小学生の頃、よく遊んだ近所の同級生が居た。彼はハンサムで、運動神経が良く、その上優しかった。お世辞にも僕はかっこいい顔でなかったし、運動神経もそこまで良くなかったため、彼と肩を並べて歩いてるのがいつもどこか恥ずかしかった。もしかしたら、彼と比べられてバカにされているかもしれないという気がしてならなかった。しかし、それでも僕は彼と遊ぶのが好きだったし、1週間のうち遊ばない日の方が少いくらいだった。外で遊ぶ時には大体キャッチボールをして、そうでない時は僕か彼の家で任天堂willで遊んでいた。
ある日、いつもと同じようにキャッチボールをしていると、手が滑り、僕のボールが彼の頭上高くを通り抜けてしまった。ボールはそのまま草薮の中に入っていき、見えなくなった。
「ごめん、滑っちまった」と僕は大きめの声で謝った。
「大丈夫」と彼は言うと、草薮の中に臆せず入っていった。灌木や雑草は彼の腰の辺りまで伸びきっていて、彼が歩みを進める度にメシメシという音が鳴り響いた。
僕は彼の傍により「危ないよ、蜂に刺されちまう」と言った。
「4月に飛んでいる蜂は冬眠明けの弱った女王蜂が多いんだ。大丈夫だよ」と彼は静かに言った。
「でも、クモとかヘビとかいるかもしれないよ?」と僕は不安げに言った。
「ここら辺にいるハエトリグモや女郎蜘蛛が活発なのは秋だし、ヘビはそもそもアオダイショウぐらいしかいないよ」と彼は言った。
どんどん深い所まで行く彼を僕は草むらの外から眺めていた。僕はどうしても虫が好きにはなれず、もしも虫が服についたらと思うと、一歩が踏み出せなかった。
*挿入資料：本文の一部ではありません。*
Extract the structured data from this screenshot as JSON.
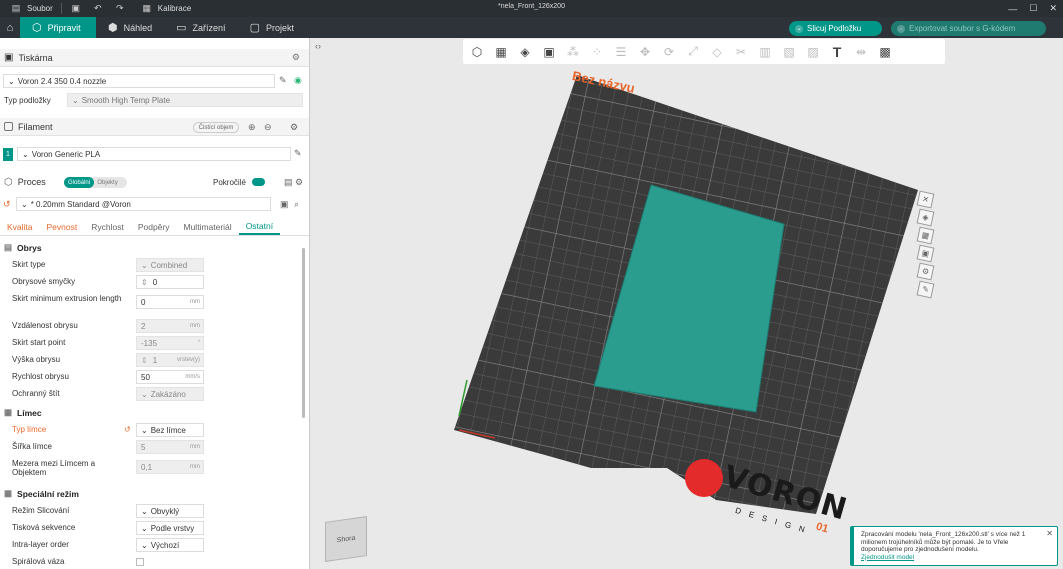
{
  "window": {
    "file_menu": "Soubor",
    "calibration": "Kalibrace",
    "doc_title": "*nela_Front_126x200"
  },
  "topbar": {
    "tabs": [
      {
        "label": "Připravit"
      },
      {
        "label": "Náhled"
      },
      {
        "label": "Zařízení"
      },
      {
        "label": "Projekt"
      }
    ],
    "slice_button": "Slicuj Podložku",
    "export_button": "Exportovat soubor s G-kódem"
  },
  "printer": {
    "section_title": "Tiskárna",
    "printer_name": "Voron 2.4 350 0.4 nozzle",
    "plate_label": "Typ podložky",
    "plate_value": "Smooth High Temp Plate"
  },
  "filament": {
    "section_title": "Filament",
    "clean_button": "Čistící objem",
    "slot_number": "1",
    "filament_name": "Voron Generic PLA"
  },
  "process": {
    "section_title": "Proces",
    "toggle_global": "Globální",
    "toggle_objects": "Objekty",
    "advanced_label": "Pokročilé",
    "profile_name": "* 0.20mm Standard @Voron"
  },
  "settings_tabs": [
    {
      "label": "Kvalita"
    },
    {
      "label": "Pevnost"
    },
    {
      "label": "Rychlost"
    },
    {
      "label": "Podpěry"
    },
    {
      "label": "Multimateriál"
    },
    {
      "label": "Ostatní"
    }
  ],
  "skirt": {
    "title": "Obrys",
    "rows": [
      {
        "name": "Skirt type",
        "value": "Combined",
        "unit": ""
      },
      {
        "name": "Obrysové smyčky",
        "value": "0",
        "unit": ""
      },
      {
        "name": "Skirt minimum extrusion length",
        "value": "0",
        "unit": "mm"
      },
      {
        "name": "Vzdálenost obrysu",
        "value": "2",
        "unit": "mm"
      },
      {
        "name": "Skirt start point",
        "value": "-135",
        "unit": "°"
      },
      {
        "name": "Výška obrysu",
        "value": "1",
        "unit": "vrstev(y)"
      },
      {
        "name": "Rychlost obrysu",
        "value": "50",
        "unit": "mm/s"
      },
      {
        "name": "Ochranný štít",
        "value": "Zakázáno",
        "unit": ""
      }
    ]
  },
  "brim": {
    "title": "Límec",
    "rows": [
      {
        "name": "Typ límce",
        "value": "Bez límce",
        "unit": ""
      },
      {
        "name": "Šířka límce",
        "value": "5",
        "unit": "mm"
      },
      {
        "name": "Mezera mezi Límcem a Objektem",
        "value": "0,1",
        "unit": "mm"
      }
    ]
  },
  "special": {
    "title": "Speciální režim",
    "rows": [
      {
        "name": "Režim Slicování",
        "value": "Obvyklý"
      },
      {
        "name": "Tisková sekvence",
        "value": "Podle vrstvy"
      },
      {
        "name": "Intra-layer order",
        "value": "Výchozí"
      },
      {
        "name": "Spirálová váza",
        "value": ""
      }
    ]
  },
  "viewport": {
    "plate_name": "Bez názvu",
    "brand": "VORON",
    "brand_sub": "D E S I G N",
    "plate_number": "01",
    "viewcube_label": "Shora"
  },
  "notification": {
    "text": "Zpracování modelu 'nela_Front_126x200.stl' s více než 1 milionem trojúhelníků může být pomalé. Je to Vřele doporučujeme pro zjednodušení modelu.",
    "link": "Zjednodušit model"
  },
  "colors": {
    "accent": "#009688",
    "orange": "#e96a2c",
    "bed": "#3d3d3d",
    "model": "#2a9d8f"
  }
}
「もう大丈夫。ボールは僕の家にまだあるし、取ってくるよ」と彼の背中に声をかけた。
「いや、なんか見つかりそうな気がする。一瞬チラッと白いのが見えたんだ。絶対にそれだよ」
「ここら辺は色々なボールが転がってるから、野球ボールとは限らないよ。とにかく、もういいから一旦家に戻ろ」
「分かった、分かった。戻るよ」と彼は少し不機嫌な様子で草むらを引き返した。
1度踏み潰した後の雑草はけもの道のように彼だけの道を作っていた。
彼が草むらを抜けようとした時、足の先に何かが当たった。探していた野球ボールだった。
「見つけた。これだよ」と彼は興奮してそう言った。
「凄い。まさかそんな手前にあるなんて思わなかった」
と僕は言った。
「あそこで中断しておいて良かったよ。もし、あのまま続けていたら一生見つけられなかったな」
「そうかも」と僕は微笑んでそう言った。
そんな毎日を過ごしていた彼も今では僕と同じ立派な社会人だ。結局、彼とは中学校が離れてしまって、それっきりあっていない。そのため、同級生なのにこう言うのもおかしいことだが、僕の記憶の中では彼はずっと小さい子供のままだ。彼がスーツを着て、電車に揺られるところなんてのは上手く想像出来ない。ただ、既に述べた通り彼は僕とは違い器用で如才のないやつだったから、きっと上手くやっているんだろう。元気にしているといいな。